パウダー状でさらさらしています。スーパーでも買える傾向にあります。

より汎用的な用途に | シママース

【原材料】天日塩、海水
【工程:溶解、平釜】
【製造方法】原材料名:天日塩(89.3% メキシコまたはオーストラリア)、海水(10.7% 沖縄)

輸入天日塩を沖縄の海水で溶解し、平釜でじっくりと時間をかけて煮詰め、乾燥は杉の木箱に入れて数日間自然脱水する昔ながらのつくり方です。
まろやかな塩気で塩なじみがよく、漬けもの、梅干、味噌をはじめ、あらゆる料理にお使いいただけます。
大きめのところであれば、スーパーでも買えると思います。

お塩の色々な使い方

左:天日海塩 右:土佐の天日塩

土佐の天日塩と天日海塩、併用がおすすめ

野菜やくだものを洗う

【◎天日海塩】
野菜やくだものを洗う時、塩をひとつまみ入れて水の中にさらしておくと、驚くほどぱりっとします。葉物から根菜、何にでもおすすめです。レタスやしそ、小松菜やほうれんそうなどのような青菜は、特に効果を感じます。

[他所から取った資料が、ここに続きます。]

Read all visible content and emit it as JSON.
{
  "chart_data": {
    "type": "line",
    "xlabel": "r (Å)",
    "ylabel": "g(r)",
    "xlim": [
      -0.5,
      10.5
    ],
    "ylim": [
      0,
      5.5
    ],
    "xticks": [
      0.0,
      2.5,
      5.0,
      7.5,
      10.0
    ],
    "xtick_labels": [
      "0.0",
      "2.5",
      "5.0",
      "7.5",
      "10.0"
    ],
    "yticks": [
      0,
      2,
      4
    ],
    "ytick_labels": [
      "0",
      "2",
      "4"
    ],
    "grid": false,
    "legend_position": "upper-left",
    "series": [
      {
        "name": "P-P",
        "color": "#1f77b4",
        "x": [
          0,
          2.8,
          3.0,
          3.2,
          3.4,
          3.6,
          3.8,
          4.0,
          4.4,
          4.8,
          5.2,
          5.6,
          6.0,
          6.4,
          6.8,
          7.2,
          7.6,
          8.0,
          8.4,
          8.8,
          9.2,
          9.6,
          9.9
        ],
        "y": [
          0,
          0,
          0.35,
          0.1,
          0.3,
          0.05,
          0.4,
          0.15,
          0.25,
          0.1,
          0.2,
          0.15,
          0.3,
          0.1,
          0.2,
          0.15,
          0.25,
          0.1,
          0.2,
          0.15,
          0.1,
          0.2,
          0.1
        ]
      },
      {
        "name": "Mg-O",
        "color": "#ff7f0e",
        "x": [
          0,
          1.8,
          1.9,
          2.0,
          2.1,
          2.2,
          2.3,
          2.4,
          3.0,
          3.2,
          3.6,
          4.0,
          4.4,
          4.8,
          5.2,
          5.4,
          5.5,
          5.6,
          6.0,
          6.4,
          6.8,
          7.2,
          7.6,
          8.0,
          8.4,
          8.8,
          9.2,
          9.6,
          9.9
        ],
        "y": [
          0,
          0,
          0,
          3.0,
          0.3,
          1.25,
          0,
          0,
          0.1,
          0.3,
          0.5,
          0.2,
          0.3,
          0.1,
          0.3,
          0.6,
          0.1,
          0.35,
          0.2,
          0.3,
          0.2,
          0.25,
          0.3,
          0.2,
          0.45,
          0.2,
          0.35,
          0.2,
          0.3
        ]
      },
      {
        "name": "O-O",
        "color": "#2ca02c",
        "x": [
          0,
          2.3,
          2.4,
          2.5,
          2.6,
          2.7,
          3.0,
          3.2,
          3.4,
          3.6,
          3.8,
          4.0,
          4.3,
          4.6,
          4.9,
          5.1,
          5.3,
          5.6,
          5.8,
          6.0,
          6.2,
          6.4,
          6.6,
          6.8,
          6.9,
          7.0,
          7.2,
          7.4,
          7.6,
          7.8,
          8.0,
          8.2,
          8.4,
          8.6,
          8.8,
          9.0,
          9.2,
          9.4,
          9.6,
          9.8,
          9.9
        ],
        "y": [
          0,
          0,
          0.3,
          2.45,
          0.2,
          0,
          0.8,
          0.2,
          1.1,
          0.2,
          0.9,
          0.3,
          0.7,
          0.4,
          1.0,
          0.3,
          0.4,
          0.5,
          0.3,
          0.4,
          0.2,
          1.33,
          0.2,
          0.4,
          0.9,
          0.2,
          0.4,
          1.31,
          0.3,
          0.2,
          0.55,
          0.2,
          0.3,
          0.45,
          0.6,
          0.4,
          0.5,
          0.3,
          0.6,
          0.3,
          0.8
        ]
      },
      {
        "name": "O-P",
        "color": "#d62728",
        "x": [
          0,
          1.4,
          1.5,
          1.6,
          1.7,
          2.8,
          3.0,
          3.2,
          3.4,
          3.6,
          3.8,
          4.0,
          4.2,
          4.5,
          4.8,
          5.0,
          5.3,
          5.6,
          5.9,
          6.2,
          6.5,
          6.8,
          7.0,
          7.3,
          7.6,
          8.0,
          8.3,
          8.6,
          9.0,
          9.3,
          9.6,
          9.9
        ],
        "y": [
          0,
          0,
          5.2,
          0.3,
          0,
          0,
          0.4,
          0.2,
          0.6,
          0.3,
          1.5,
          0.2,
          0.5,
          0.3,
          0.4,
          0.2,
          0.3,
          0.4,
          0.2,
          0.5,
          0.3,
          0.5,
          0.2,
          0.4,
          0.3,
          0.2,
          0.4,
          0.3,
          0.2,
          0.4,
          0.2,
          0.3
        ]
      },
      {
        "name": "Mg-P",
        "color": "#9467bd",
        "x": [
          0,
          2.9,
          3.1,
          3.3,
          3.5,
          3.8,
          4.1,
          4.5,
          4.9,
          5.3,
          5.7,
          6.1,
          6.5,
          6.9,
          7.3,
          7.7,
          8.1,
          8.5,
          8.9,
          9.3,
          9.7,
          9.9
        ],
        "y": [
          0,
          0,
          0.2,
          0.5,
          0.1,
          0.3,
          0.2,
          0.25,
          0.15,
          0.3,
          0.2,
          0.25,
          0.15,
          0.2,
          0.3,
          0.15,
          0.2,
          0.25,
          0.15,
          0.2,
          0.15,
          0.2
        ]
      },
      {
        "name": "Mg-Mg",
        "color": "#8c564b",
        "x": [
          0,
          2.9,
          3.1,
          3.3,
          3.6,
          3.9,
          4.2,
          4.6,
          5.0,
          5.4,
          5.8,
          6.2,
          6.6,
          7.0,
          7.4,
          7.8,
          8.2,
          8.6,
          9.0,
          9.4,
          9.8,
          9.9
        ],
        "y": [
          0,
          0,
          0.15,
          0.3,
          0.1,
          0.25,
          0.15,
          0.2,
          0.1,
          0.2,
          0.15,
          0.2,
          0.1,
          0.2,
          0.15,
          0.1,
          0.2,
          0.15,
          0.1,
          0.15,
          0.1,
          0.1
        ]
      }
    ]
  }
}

水分をていねいにふきとり、タッパーなどで管理すれば、その後も非常に長持ちします。いちごなど果物も、お塩を少し入れて洗うととてもおいしくなります。

焼き魚

【◎土佐の天日塩、◎天日海塩】
ただふりかけるだけで、味のきわだつ焼き魚になります。焼きあがりもベタつかず、カリッとしあがります。

冷凍の魚介類

【◎天日海塩】
冷凍エビも、塩水で戻してあげると、プリプリとした食感が得られ、独特な臭みも取ることができます。

漬物

【◎土佐の天日塩、◎天日海塩】
下ごしらえ時に野菜を上記の方法で準備すると、よりおいしく仕上がります。漬物としてつける時も、マイルドにしあがります。

パスタ

【◎土佐の天日塩、◎天日海塩】
まろやかな塩味の下味がつき、薄味に仕上げても味がぼやけることがありません。のびにくく、水っぽくなりません。

小豆や甘いもの

【◎土佐の天日塩、◎天日海塩】
私は自分で煮た小豆がすきなのですが、その時に少量添えると、味に奥行きが生まれ、いっそう美味しくなります。
麹甘酒に入れても同様です。

元に戻れない

いちどおいしいものを使ってしまうと、元に戻る気がしなくなってしまいます。
それでも、相応の値段がすることを承知のうえで、利用する価値があると思います。

また、これは本当に私見ですが、本当に良い調味料を使うと、
ジャンクな調味料を買いたい気持ちが薄れてきます。結果として、総合的な出費にも変化がないように思います。

お塩に関しては減塩など、諸説あるようですので、このエントリーに少しでも興味を持たれた方は、この機会にぜひ、ご自身でもリサーチしてみてください。
きっと新しい発見があると思います。